The data suggests that the impacts tapered off over time, the team was able to find evidence of distinctive layers of round particles condensed from rock vaporized during an extra-terrestrial impact found in South Africa and Australia
These findings suggest the Earth experienced a period of intense bombardment about 3.2 billion years ago, which is the first indications of plate tectonics appear in the rock record.
And O’Neil and co-authors of the study wondered if this could all be linked.
‘Modelling studies of the earliest Earth suggest that very large impacts– more than 300 km in diameter — could generate a significant thermal anomaly in the mantle,’ O’Neill said.
This appears to have altered the mantle’s buoyancy enough to create upwellings that, according to O’Neill, ‘could directly drive tectonics.’
But the sparse evidence found to date from the Archaean, the period of time spanning 4.0 to 2.5 billion years ago, suggests that mostly smaller impacts less than 62 miles in diameter occurred during this interval.
To determine if these impacts were worthy of triggering global tectonics, the team used existing techniques to expand the Middle Archaean impact record and then developed numerical simulations to model the thermal effects of these impacts on Earth’s mantle.

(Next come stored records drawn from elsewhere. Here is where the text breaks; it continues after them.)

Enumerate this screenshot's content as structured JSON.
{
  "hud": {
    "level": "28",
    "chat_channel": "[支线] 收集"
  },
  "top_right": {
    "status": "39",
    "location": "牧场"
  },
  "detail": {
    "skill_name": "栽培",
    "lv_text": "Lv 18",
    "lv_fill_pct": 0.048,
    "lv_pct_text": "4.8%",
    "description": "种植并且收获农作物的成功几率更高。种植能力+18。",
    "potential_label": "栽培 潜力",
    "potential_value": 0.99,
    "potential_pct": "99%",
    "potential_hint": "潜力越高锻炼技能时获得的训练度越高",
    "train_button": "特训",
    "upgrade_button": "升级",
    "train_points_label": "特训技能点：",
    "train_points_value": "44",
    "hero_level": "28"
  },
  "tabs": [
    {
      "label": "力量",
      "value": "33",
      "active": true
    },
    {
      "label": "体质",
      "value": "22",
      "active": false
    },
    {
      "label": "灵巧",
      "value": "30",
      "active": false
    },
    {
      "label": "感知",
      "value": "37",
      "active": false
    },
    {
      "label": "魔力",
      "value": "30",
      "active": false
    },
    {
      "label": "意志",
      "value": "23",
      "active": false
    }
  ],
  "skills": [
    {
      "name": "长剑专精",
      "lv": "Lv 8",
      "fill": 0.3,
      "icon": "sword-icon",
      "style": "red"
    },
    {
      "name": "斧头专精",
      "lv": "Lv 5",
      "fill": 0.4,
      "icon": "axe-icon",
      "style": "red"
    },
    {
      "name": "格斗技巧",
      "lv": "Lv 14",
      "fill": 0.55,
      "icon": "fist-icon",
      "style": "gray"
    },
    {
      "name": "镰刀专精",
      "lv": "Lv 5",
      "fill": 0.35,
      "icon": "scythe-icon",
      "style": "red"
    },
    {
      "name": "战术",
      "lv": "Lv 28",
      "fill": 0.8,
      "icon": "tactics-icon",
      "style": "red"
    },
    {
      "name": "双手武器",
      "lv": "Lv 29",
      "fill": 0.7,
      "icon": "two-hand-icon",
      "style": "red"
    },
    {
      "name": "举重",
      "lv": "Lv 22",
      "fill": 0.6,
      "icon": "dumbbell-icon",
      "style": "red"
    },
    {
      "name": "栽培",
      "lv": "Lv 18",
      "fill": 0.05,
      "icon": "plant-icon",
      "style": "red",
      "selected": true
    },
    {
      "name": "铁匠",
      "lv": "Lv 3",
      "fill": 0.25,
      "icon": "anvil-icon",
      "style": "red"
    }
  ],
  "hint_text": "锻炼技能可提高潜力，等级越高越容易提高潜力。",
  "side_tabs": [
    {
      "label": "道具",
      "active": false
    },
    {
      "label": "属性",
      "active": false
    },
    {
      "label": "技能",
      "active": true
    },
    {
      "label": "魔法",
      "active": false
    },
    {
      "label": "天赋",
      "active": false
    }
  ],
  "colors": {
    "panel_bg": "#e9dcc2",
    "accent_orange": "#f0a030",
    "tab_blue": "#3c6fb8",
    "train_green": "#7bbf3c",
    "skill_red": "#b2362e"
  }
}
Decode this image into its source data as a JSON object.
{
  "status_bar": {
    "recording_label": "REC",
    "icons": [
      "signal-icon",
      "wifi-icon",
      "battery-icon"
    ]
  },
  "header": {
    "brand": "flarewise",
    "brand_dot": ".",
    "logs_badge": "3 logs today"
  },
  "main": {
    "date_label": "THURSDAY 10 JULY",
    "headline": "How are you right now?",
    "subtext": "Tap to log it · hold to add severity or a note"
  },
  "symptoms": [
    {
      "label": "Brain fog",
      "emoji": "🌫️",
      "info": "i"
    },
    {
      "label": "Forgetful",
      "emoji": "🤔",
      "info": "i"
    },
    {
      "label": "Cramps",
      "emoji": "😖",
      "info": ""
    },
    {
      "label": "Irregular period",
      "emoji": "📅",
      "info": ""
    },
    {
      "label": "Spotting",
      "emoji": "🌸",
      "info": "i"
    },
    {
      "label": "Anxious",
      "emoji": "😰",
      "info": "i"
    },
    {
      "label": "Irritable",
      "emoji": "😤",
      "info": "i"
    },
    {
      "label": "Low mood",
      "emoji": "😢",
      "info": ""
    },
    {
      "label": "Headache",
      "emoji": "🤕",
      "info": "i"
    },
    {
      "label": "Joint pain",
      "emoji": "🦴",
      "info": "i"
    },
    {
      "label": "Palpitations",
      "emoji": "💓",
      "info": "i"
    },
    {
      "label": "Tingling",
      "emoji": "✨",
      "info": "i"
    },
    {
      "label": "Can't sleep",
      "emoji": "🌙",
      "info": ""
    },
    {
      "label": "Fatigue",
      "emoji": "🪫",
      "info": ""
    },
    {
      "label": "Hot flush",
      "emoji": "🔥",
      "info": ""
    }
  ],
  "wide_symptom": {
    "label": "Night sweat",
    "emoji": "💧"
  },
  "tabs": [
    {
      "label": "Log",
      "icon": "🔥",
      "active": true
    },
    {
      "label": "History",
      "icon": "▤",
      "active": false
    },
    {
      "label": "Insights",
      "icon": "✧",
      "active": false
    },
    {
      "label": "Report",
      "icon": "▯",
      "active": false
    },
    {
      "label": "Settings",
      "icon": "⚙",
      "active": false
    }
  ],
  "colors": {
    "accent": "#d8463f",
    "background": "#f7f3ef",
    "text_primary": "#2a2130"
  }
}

They found that during the Middle Archaean, 62-mile-wide impacts were capable of weakening Earth’s rigid, outermost layer.
This, O’Neill explained, could have acted as a trigger for tectonic processes, especially if Earth’s exterior was already ‘primed’ for subduction.

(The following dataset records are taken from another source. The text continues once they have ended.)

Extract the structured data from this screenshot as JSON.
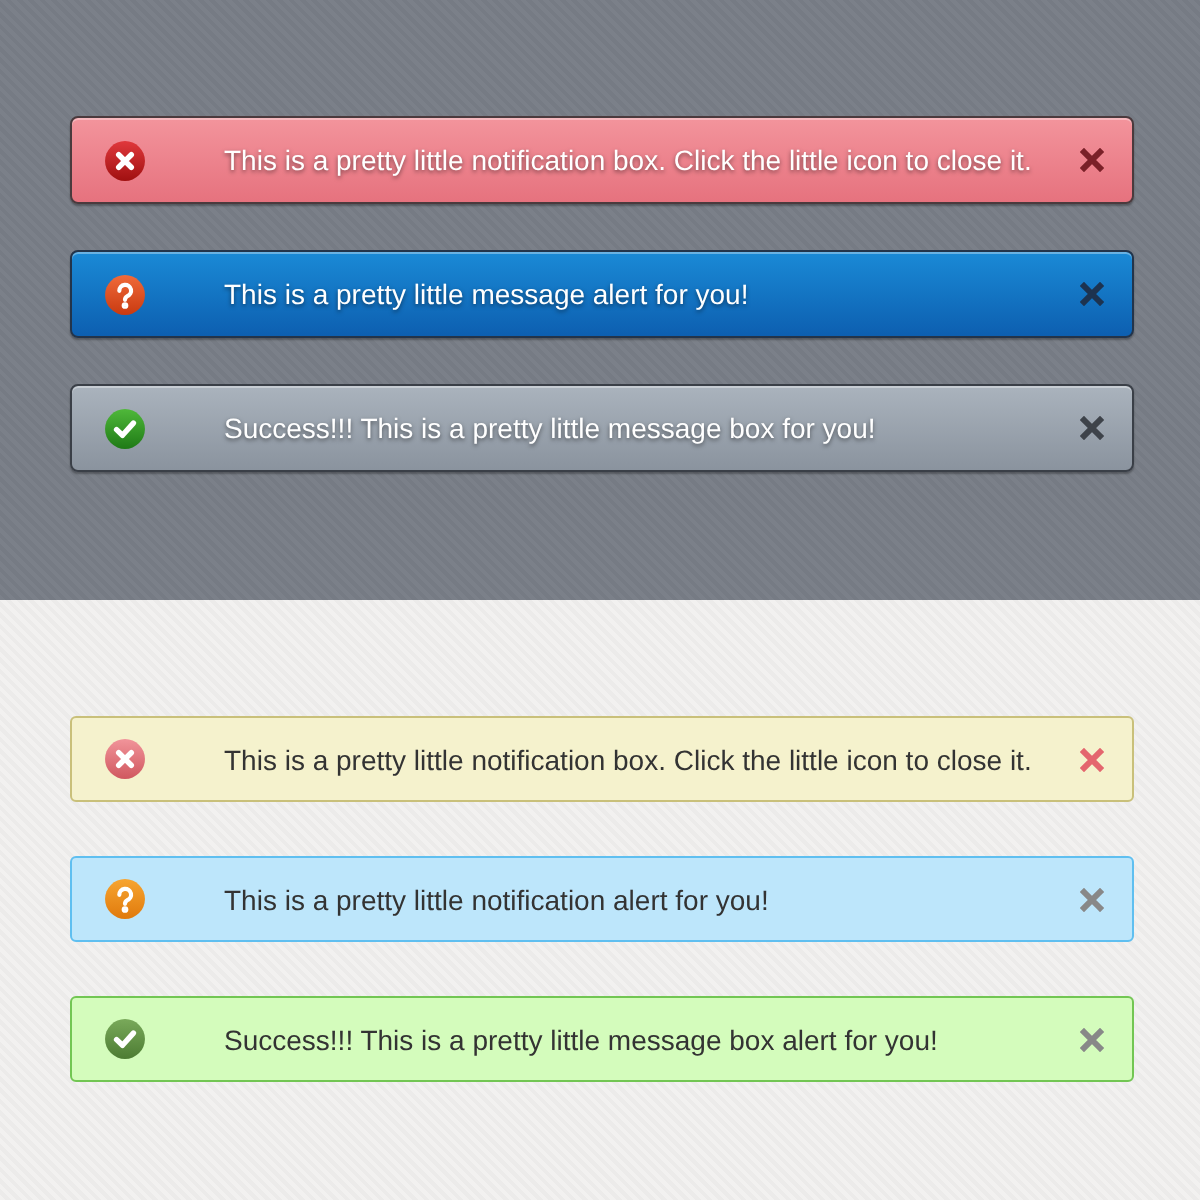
{
  "sections": [
    {
      "kind": "dark",
      "alerts": [
        {
          "kind": "error",
          "text": "This is a pretty little notification box. Click the little icon to close it."
        },
        {
          "kind": "info",
          "text": "This is a pretty little message alert for you!"
        },
        {
          "kind": "success",
          "text": "Success!!! This is a pretty little message box for you!"
        }
      ]
    },
    {
      "kind": "light",
      "alerts": [
        {
          "kind": "error",
          "text": "This is a pretty little notification box. Click the little icon to close it."
        },
        {
          "kind": "info",
          "text": "This is a pretty little notification alert for you!"
        },
        {
          "kind": "success",
          "text": "Success!!! This is a pretty little message box alert for you!"
        }
      ]
    }
  ]
}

The modelling showed that if an impact were to happen in an area where these differences existed, it would create a point of weakness in a system that already had a large contrast in buoyancy -ultimately triggering modern tectonic processes (artist impression)
‘If the lithosphere were the same thickness everywhere, such impacts would have little effect,’ states O’Neill.
But during the Middle Archean, he said, the planet had cooled enough for the mantle to thicken in some spots and thin in others.
The modelling showed that if an impact were to happen in an area where these differences existed, it would create a point of weakness in a system that already had a large contrast in buoyancy -ultimately triggering modern tectonic processes.
‘Our work shows there is a physical link between impact history and tectonic response at around the time when plate tectonics was suggested to have started,’ said O’Neill.
‘Processes that are fairly marginal today — such as impacting, or, to a lesser extent, volcanism — actively drove tectonic systems on the early Earth.’
‘By examining the implications of these processes, we can start exploring how the modern habitable Earth came to be.’
WHAT ARE TECTONIC PLATES?
Tectonic plates are composed of Earth’s crust and the uppermost portion of the mantle.
Below is the asthenosphere: the warm, viscous conveyor belt of rock on which tectonic plates ride.
The Earth has fifteen tectonic plates (pictured) that together have molded the shape of the landscape we see around us today
Earthquakes typically occur at the boundaries of tectonic plates, where one plate dips below another, thrusts another upward, or where plate edges scrape alongside each other.
Earthquakes rarely occur in the middle of plates, but they can happen when ancient faults or rifts far below the surface reactivate.
These areas are relatively weak compared to the surrounding plate, and can easily slip and cause an earthquake.